Durchdringen

Małgorzata Czyńska Von Małgorzata Czyńska



Weiße Leinwand, glatt und gespannt. Auf dem Weiß farbenfrohe geometrische Figuren. Manchmal wird die rigorose Geometrie gebrochen: durch mehr biomorphe Formen, wie geordnete Meereswellen oder ein bunter, multiplizierter Schatten vierblättrigen Klees. Aber sogar die strengen Konturen spielen subtil und zart, gehen ineinander über, überlagern und durchdringen sich. Halbtöne, Mitteltöne, Halbselbstverständlichkeiten.

Joanna Stańko Joanna Stańko Joanna Stańko

Mit Hilfe dieser wenigen bunten Figuren auf weißem Hintergrund organisiert Joanna Stańko die Welt, bändigt das Chaos von Erlebnissen und Emotionen, bringt ihre Begeisterung über die Schönheit der Welt zum Ausdruck. Die Fläche wird lebendig in der Unendlichkeit des Raums, wenn die gegenstandslosen Kompositionen den gesamten Kosmos einzuschließen scheinen. "In der großen dynamischen Skala der Planetensysteme", schrieb Kasimir Malewitsch, "kam es zu einer Diffusion, zur Trennung von irgendwelchen Aggregatzuständen, welche ihr eigenes individuelles Leben begannen, indem sie ein ganzes System von Universen entstehen ließen und Freundschaften eingingen, um, durch das Verhindern der Katastrophe, ihre  Existenz zu sichern". Auf den Leinwänden von Stańko bilden der Intellektualismus und die Intuition eine Einheit, dazu eine sinnvolle und schöne.
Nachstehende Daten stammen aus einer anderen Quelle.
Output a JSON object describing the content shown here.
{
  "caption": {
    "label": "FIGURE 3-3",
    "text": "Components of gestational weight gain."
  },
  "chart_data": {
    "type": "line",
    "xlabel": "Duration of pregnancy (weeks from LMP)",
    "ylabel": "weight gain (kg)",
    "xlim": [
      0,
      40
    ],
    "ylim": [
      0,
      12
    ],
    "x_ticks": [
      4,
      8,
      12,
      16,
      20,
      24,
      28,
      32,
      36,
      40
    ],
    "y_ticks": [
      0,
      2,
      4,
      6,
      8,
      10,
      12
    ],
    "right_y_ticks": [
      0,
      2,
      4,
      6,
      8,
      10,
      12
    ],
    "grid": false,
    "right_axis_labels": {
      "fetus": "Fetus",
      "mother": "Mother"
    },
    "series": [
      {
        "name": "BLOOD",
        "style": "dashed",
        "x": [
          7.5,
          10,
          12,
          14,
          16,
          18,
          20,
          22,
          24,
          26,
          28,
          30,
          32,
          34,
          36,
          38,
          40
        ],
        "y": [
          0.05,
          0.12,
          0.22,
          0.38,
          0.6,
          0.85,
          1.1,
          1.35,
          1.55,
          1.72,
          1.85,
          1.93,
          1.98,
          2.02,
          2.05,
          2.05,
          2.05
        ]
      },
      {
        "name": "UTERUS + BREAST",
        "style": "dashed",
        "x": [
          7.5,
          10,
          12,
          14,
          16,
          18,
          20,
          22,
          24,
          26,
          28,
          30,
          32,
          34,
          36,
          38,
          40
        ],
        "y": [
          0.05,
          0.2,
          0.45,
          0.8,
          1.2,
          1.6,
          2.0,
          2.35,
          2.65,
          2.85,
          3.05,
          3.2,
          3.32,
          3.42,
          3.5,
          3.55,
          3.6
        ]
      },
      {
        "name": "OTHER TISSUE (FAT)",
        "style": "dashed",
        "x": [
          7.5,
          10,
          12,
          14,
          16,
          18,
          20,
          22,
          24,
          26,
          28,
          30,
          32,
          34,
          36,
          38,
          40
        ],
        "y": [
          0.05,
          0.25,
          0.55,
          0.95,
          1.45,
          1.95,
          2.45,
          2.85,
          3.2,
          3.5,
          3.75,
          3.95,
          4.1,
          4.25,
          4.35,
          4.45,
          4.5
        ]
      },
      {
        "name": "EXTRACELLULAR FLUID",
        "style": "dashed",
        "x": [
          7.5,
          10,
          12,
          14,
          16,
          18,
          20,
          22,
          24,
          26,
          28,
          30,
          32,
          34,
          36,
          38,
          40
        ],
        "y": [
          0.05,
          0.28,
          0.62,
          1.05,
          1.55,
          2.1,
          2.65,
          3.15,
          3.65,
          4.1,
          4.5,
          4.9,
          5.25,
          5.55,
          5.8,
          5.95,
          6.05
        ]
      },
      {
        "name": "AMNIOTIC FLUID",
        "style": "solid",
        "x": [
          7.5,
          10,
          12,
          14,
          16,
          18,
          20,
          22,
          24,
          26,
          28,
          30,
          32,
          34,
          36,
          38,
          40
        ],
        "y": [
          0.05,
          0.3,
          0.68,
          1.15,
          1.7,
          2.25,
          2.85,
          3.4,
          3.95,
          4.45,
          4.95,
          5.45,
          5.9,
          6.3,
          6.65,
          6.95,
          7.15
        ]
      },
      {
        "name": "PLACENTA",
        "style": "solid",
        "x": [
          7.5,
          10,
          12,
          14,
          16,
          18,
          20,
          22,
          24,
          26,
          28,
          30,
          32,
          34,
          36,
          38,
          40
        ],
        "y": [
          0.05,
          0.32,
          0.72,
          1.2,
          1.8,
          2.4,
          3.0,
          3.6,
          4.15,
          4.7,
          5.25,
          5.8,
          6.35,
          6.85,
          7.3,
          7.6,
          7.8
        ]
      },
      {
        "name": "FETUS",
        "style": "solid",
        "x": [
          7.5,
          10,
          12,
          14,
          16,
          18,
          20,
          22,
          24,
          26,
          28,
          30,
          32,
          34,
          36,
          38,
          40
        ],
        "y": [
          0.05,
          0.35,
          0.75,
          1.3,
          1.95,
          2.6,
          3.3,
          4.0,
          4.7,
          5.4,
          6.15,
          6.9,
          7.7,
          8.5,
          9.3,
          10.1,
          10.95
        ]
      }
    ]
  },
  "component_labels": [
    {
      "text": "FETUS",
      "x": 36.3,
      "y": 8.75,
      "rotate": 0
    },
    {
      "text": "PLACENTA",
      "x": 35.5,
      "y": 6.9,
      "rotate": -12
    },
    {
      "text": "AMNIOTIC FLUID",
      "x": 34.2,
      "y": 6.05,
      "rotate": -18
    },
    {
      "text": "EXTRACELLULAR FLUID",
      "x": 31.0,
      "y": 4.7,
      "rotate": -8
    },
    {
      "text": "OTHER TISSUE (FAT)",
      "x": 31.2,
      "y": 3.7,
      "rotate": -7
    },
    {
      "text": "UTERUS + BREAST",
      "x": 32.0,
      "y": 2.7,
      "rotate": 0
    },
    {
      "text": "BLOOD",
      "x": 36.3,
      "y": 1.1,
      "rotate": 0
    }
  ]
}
Wichtig ist die Harmonie - aus der Harmonie der Komposition stammt die innere Harmonie der Künstlerin und des Betrachters. Oder mit anderen Worten: in der Harmonie der Komposition wird, wie in einem Spiegel, der Zustand des Geistes - der Künstlerin und des Betrachters - reflektiert. Die Malerei von Joanna Stańko scheint nach den Grundsätzen von Jogapraktiken, die der Künstlerin vertraut sind, geschaffen zu sein: einatmen, ausatmen, Konzentration, temporäre Zerstreuung. Harmonie, Gleichgewicht. Zustand der Konzentration. Weißer Hintergrund und bunte, abstrakte Figuren. Nur so viel und sogar so viel.

Joanna Stańko Joanna Stańko Joanna Stańko

1922 hat der bereits erwähnte Kasimir Malewitsch eine philosophische Abhandlung unter dem Titel "Suprematismus. Die Welt als Gegenstandslosigkeit, also ewiger Frieden " geschrieben. Darin behauptet er, die Gegenstandslosigkeit sei ein kosmischer, natürlicher Zustand. Das Weiß sei die "kosmische Unendlichkeit". Darin zerstreuen die Figuren. "Ein Quadrat gleicht einer Empfindung", schrieb er, "der weiße Hintergrund gleicht dem Nichts"

Dieses Weiß und diese einfache Geometrie hat Joanna Stańko langsam erreicht. Mit der Zeit begannen ihre üppigen und vielfarbigen Kompositionen - Blumen und Gestalten, die mit sich ganze Leinwände ausfüllten -, zugunsten von sparsameren Ausdrucksmitteln zu verschwinden. Sparsamer bedeutet nicht ärmer: die Künstlerin kann nuancieren, mit Farbe und mit Weiß spielen. Aber selbst ihre sparsamste Komposition beinhaltet Rhythmus, Dynamik, Atem. Die Ästhetik ihrer früheren Mandalas wurde durch die im Ausdruck und im Empfinden genauso philosophische Einfachheit und Suggestivität der gegenstandslosen Komposition, der bunten geometrischen Figur auf weißem Hintergrund ersetzt. Starke, gesättigte Farben - Rot, Gelb, Blau - verleihen dem Bild Bewegung und Energie.

So gewinnen die dekorativen und modern rohen, "designerischen" Werke von Joanna Stańko ihre eigene komplexe, reiche Tiefe von Erlebnissen und Beobachtungen der Künstlerin.